With regard to the question of effectiveness of locoregional control, two of the three patients who developed locoregional recurrence in our series were treated with once-daily, slightly accelerated, simultaneous integrated boost IMRT using fraction sizes of 2.16 and 2.15 Gy to total doses of 61.84 and 64.5 Gy, respectively. One of these patients was a long-term survivor following hyperfractionated re-irradiation with IMRT to 60 Gy using 1.2 Gy per fraction twice-daily. The third patient with a local-regional recurrence was treated with once-daily conventional fractionation IMRT consisting of 35 fractions of 2 Gy each for a total dose of 70 Gy. There were no local-regional recurrences in the three patients in our series treated with accelerated twice-daily IMRT, raising the possibility of superior local control using the twice-daily accelerated approach.
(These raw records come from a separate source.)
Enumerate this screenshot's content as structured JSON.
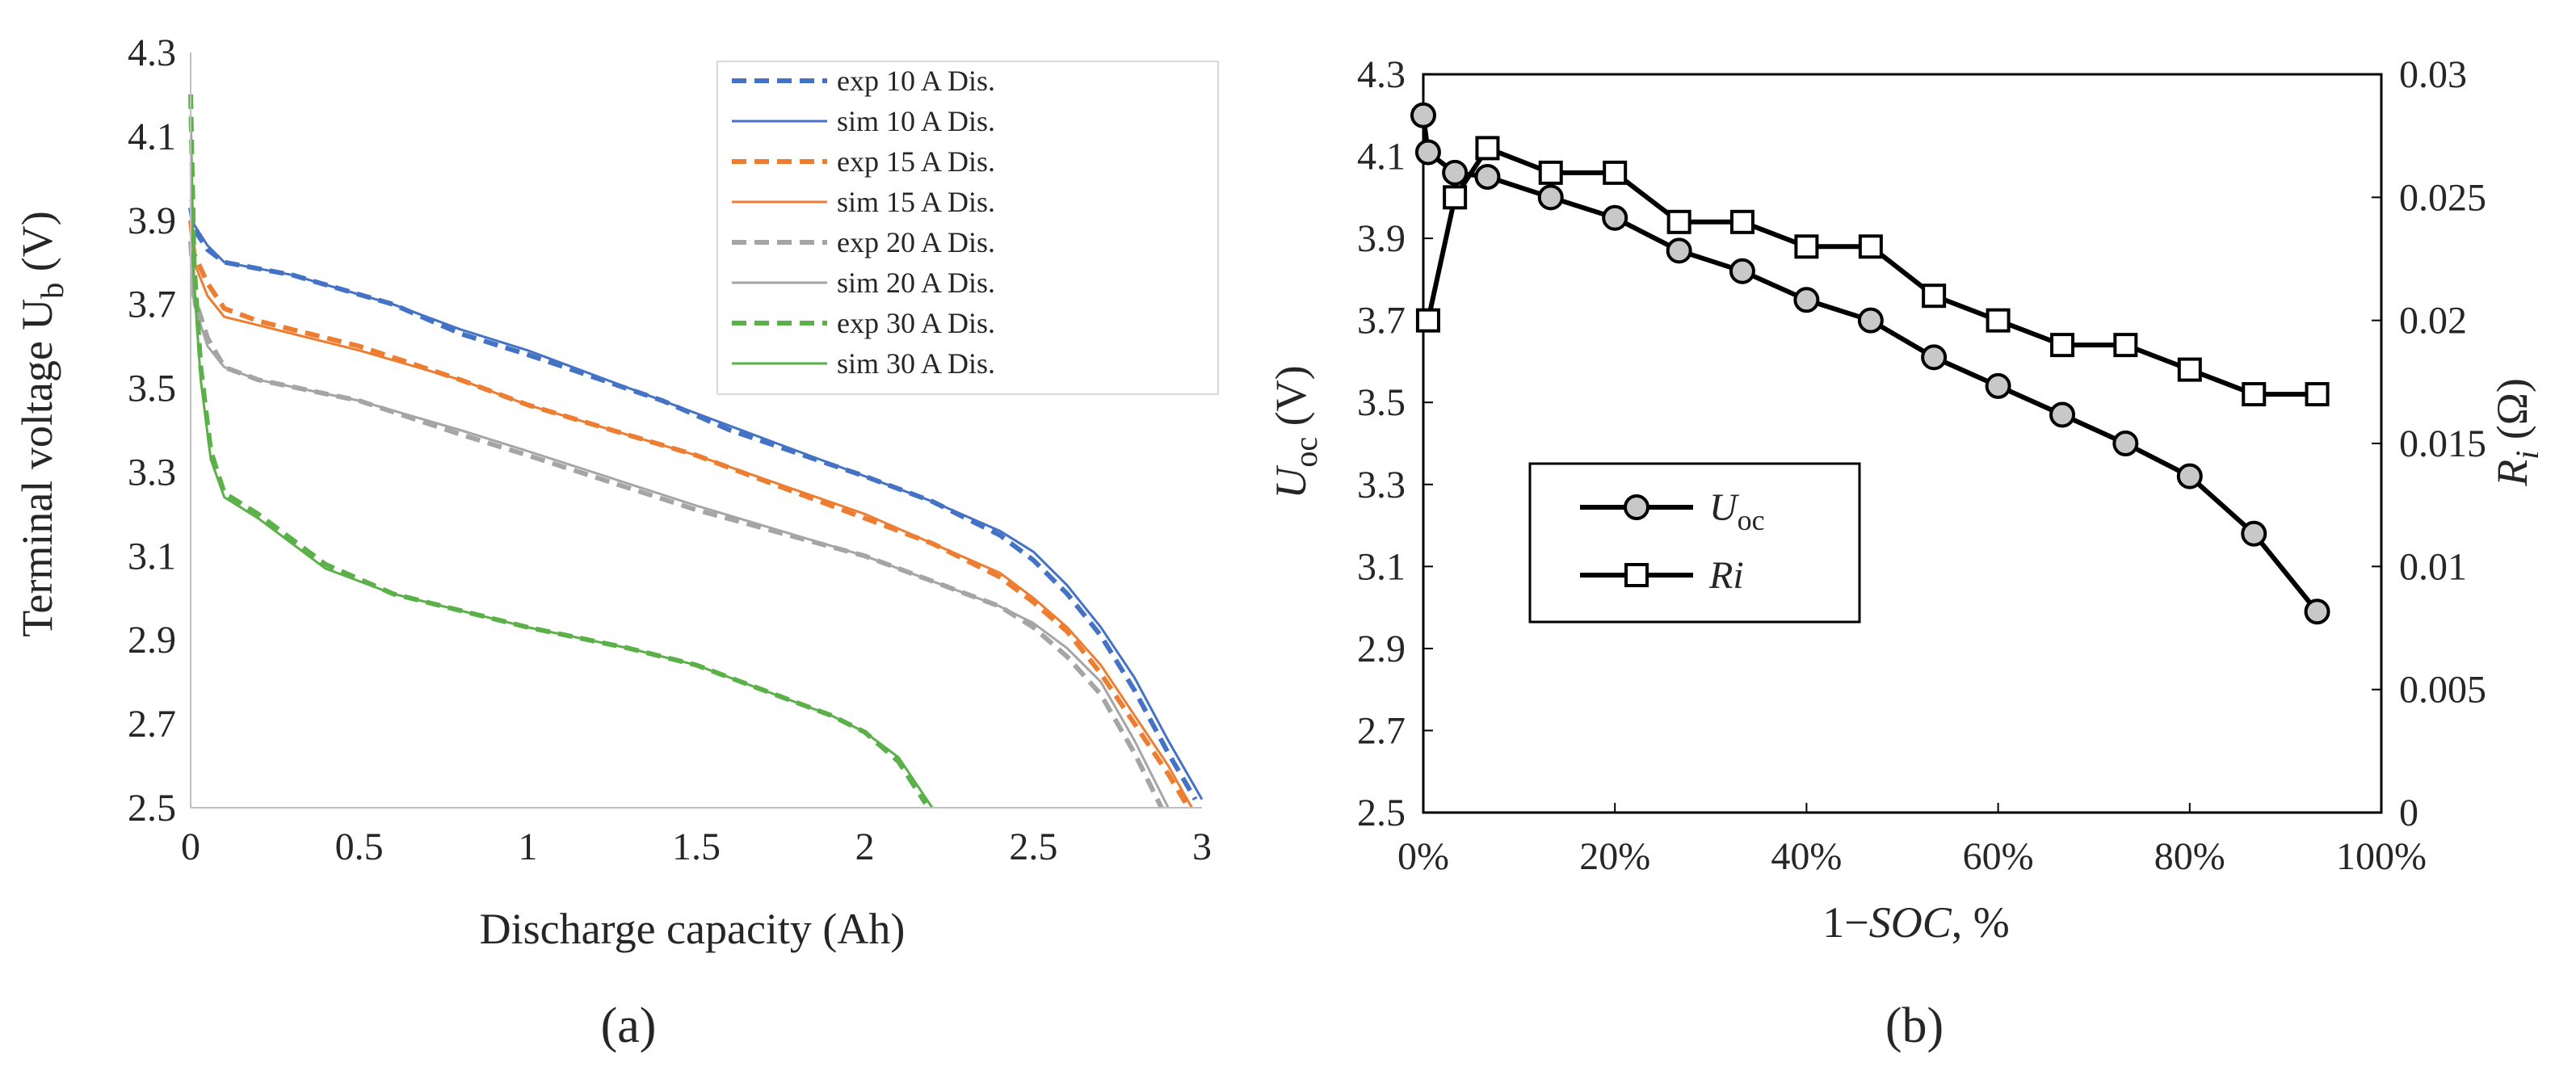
{
  "chart_data": [
    {
      "type": "line",
      "panel_label": "(a)",
      "xlabel": "Discharge capacity (Ah)",
      "ylabel_main": "Terminal voltage U",
      "ylabel_sub": "b",
      "ylabel_unit": " (V)",
      "xlim": [
        0,
        3
      ],
      "ylim": [
        2.5,
        4.3
      ],
      "x_ticks": [
        "0",
        "0.5",
        "1",
        "1.5",
        "2",
        "2.5",
        "3"
      ],
      "y_ticks": [
        "2.5",
        "2.7",
        "2.9",
        "3.1",
        "3.3",
        "3.5",
        "3.7",
        "3.9",
        "4.1",
        "4.3"
      ],
      "grid": false,
      "legend_position": "top-right",
      "colors": {
        "blue": "#4472c4",
        "orange": "#ed7d31",
        "gray": "#a5a5a5",
        "green": "#5cb04a"
      },
      "series": [
        {
          "name": "exp 10 A Dis.",
          "color": "#4472c4",
          "dash": "dashed",
          "x": [
            0,
            0.01,
            0.05,
            0.1,
            0.3,
            0.6,
            0.8,
            1.0,
            1.4,
            1.6,
            2.0,
            2.2,
            2.4,
            2.5,
            2.6,
            2.7,
            2.8,
            2.9,
            2.98
          ],
          "y": [
            3.93,
            3.88,
            3.83,
            3.8,
            3.77,
            3.7,
            3.63,
            3.58,
            3.47,
            3.4,
            3.29,
            3.23,
            3.15,
            3.09,
            3.01,
            2.91,
            2.78,
            2.63,
            2.52
          ]
        },
        {
          "name": "sim 10 A Dis.",
          "color": "#4472c4",
          "dash": "solid",
          "x": [
            0,
            0.01,
            0.05,
            0.1,
            0.3,
            0.6,
            0.8,
            1.0,
            1.4,
            1.6,
            2.0,
            2.2,
            2.4,
            2.5,
            2.6,
            2.7,
            2.8,
            2.9,
            3.0
          ],
          "y": [
            3.95,
            3.89,
            3.84,
            3.8,
            3.77,
            3.7,
            3.64,
            3.59,
            3.47,
            3.41,
            3.29,
            3.23,
            3.16,
            3.11,
            3.03,
            2.93,
            2.81,
            2.66,
            2.52
          ]
        },
        {
          "name": "exp 15 A Dis.",
          "color": "#ed7d31",
          "dash": "dashed",
          "x": [
            0,
            0.01,
            0.05,
            0.1,
            0.2,
            0.5,
            0.8,
            1.0,
            1.5,
            2.0,
            2.2,
            2.4,
            2.5,
            2.6,
            2.7,
            2.8,
            2.9,
            2.96
          ],
          "y": [
            3.9,
            3.82,
            3.75,
            3.69,
            3.66,
            3.6,
            3.52,
            3.46,
            3.34,
            3.19,
            3.13,
            3.05,
            2.99,
            2.92,
            2.82,
            2.7,
            2.58,
            2.5
          ]
        },
        {
          "name": "sim 15 A Dis.",
          "color": "#ed7d31",
          "dash": "solid",
          "x": [
            0,
            0.01,
            0.05,
            0.1,
            0.2,
            0.5,
            0.8,
            1.0,
            1.5,
            2.0,
            2.2,
            2.4,
            2.5,
            2.6,
            2.7,
            2.8,
            2.9,
            2.97
          ],
          "y": [
            3.88,
            3.8,
            3.72,
            3.67,
            3.65,
            3.59,
            3.52,
            3.46,
            3.34,
            3.2,
            3.13,
            3.06,
            3.0,
            2.93,
            2.84,
            2.72,
            2.6,
            2.5
          ]
        },
        {
          "name": "exp 20 A Dis.",
          "color": "#a5a5a5",
          "dash": "dashed",
          "x": [
            0,
            0.01,
            0.05,
            0.1,
            0.2,
            0.5,
            0.8,
            1.0,
            1.5,
            2.0,
            2.2,
            2.4,
            2.5,
            2.6,
            2.7,
            2.8,
            2.88
          ],
          "y": [
            3.85,
            3.72,
            3.62,
            3.55,
            3.52,
            3.47,
            3.39,
            3.34,
            3.21,
            3.1,
            3.04,
            2.98,
            2.93,
            2.86,
            2.77,
            2.63,
            2.5
          ]
        },
        {
          "name": "sim 20 A Dis.",
          "color": "#a5a5a5",
          "dash": "solid",
          "x": [
            0,
            0.01,
            0.05,
            0.1,
            0.2,
            0.5,
            0.8,
            1.0,
            1.5,
            2.0,
            2.2,
            2.4,
            2.5,
            2.6,
            2.7,
            2.8,
            2.9
          ],
          "y": [
            3.82,
            3.7,
            3.6,
            3.55,
            3.52,
            3.47,
            3.4,
            3.35,
            3.22,
            3.1,
            3.04,
            2.98,
            2.94,
            2.88,
            2.8,
            2.66,
            2.5
          ]
        },
        {
          "name": "exp 30 A Dis.",
          "color": "#5cb04a",
          "dash": "dashed",
          "x": [
            0,
            0.01,
            0.03,
            0.06,
            0.1,
            0.2,
            0.4,
            0.6,
            0.8,
            1.0,
            1.3,
            1.5,
            1.7,
            1.9,
            2.0,
            2.1,
            2.18
          ],
          "y": [
            4.2,
            3.8,
            3.55,
            3.35,
            3.25,
            3.2,
            3.08,
            3.01,
            2.97,
            2.93,
            2.88,
            2.84,
            2.78,
            2.72,
            2.68,
            2.61,
            2.51
          ]
        },
        {
          "name": "sim 30 A Dis.",
          "color": "#5cb04a",
          "dash": "solid",
          "x": [
            0,
            0.01,
            0.03,
            0.06,
            0.1,
            0.2,
            0.4,
            0.6,
            0.8,
            1.0,
            1.3,
            1.5,
            1.7,
            1.9,
            2.0,
            2.1,
            2.2
          ],
          "y": [
            4.15,
            3.75,
            3.52,
            3.33,
            3.24,
            3.19,
            3.07,
            3.01,
            2.97,
            2.93,
            2.88,
            2.84,
            2.78,
            2.72,
            2.68,
            2.62,
            2.5
          ]
        }
      ]
    },
    {
      "type": "line",
      "panel_label": "(b)",
      "xlabel_prefix": "1−",
      "xlabel_italic": "SOC",
      "xlabel_suffix": ", %",
      "ylabel_left_main": "U",
      "ylabel_left_sub": "oc",
      "ylabel_left_unit": " (V)",
      "ylabel_right_main": "R",
      "ylabel_right_sub": "i",
      "ylabel_right_unit": " (Ω)",
      "xlim": [
        0,
        100
      ],
      "ylim_left": [
        2.5,
        4.3
      ],
      "ylim_right": [
        0,
        0.03
      ],
      "x_ticks": [
        "0%",
        "20%",
        "40%",
        "60%",
        "80%",
        "100%"
      ],
      "y_ticks_left": [
        "2.5",
        "2.7",
        "2.9",
        "3.1",
        "3.3",
        "3.5",
        "3.7",
        "3.9",
        "4.1",
        "4.3"
      ],
      "y_ticks_right": [
        "0",
        "0.005",
        "0.01",
        "0.015",
        "0.02",
        "0.025",
        "0.03"
      ],
      "grid": false,
      "legend_position": "center-left",
      "series": [
        {
          "name_main": "U",
          "name_sub": "oc",
          "axis": "left",
          "marker": "circle",
          "x": [
            0,
            0.5,
            3.3,
            6.7,
            13.3,
            20,
            26.7,
            33.3,
            40,
            46.7,
            53.3,
            60,
            66.7,
            73.3,
            80,
            86.7,
            93.3
          ],
          "y": [
            4.2,
            4.11,
            4.06,
            4.05,
            4.0,
            3.95,
            3.87,
            3.82,
            3.75,
            3.7,
            3.61,
            3.54,
            3.47,
            3.4,
            3.32,
            3.18,
            2.99
          ]
        },
        {
          "name": "Ri",
          "axis": "right",
          "marker": "square",
          "x": [
            0.5,
            3.3,
            6.7,
            13.3,
            20,
            26.7,
            33.3,
            40,
            46.7,
            53.3,
            60,
            66.7,
            73.3,
            80,
            86.7,
            93.3
          ],
          "y": [
            0.02,
            0.025,
            0.027,
            0.026,
            0.026,
            0.024,
            0.024,
            0.023,
            0.023,
            0.021,
            0.02,
            0.019,
            0.019,
            0.018,
            0.017,
            0.017
          ]
        }
      ]
    }
  ]
}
In summary, our consecutive series of stage IVA and IVB ATC patients treated with IMRT and aggressive combination chemotherapy demonstrates encouraging long-term survival with acceptable, although significant, toxicity. We believe that these data, combined with encouraging pilot reports at other centers, provide a compelling rationale for further investigation of this approach to treating a disease that has historically been otherwise met with very discouraging outcomes.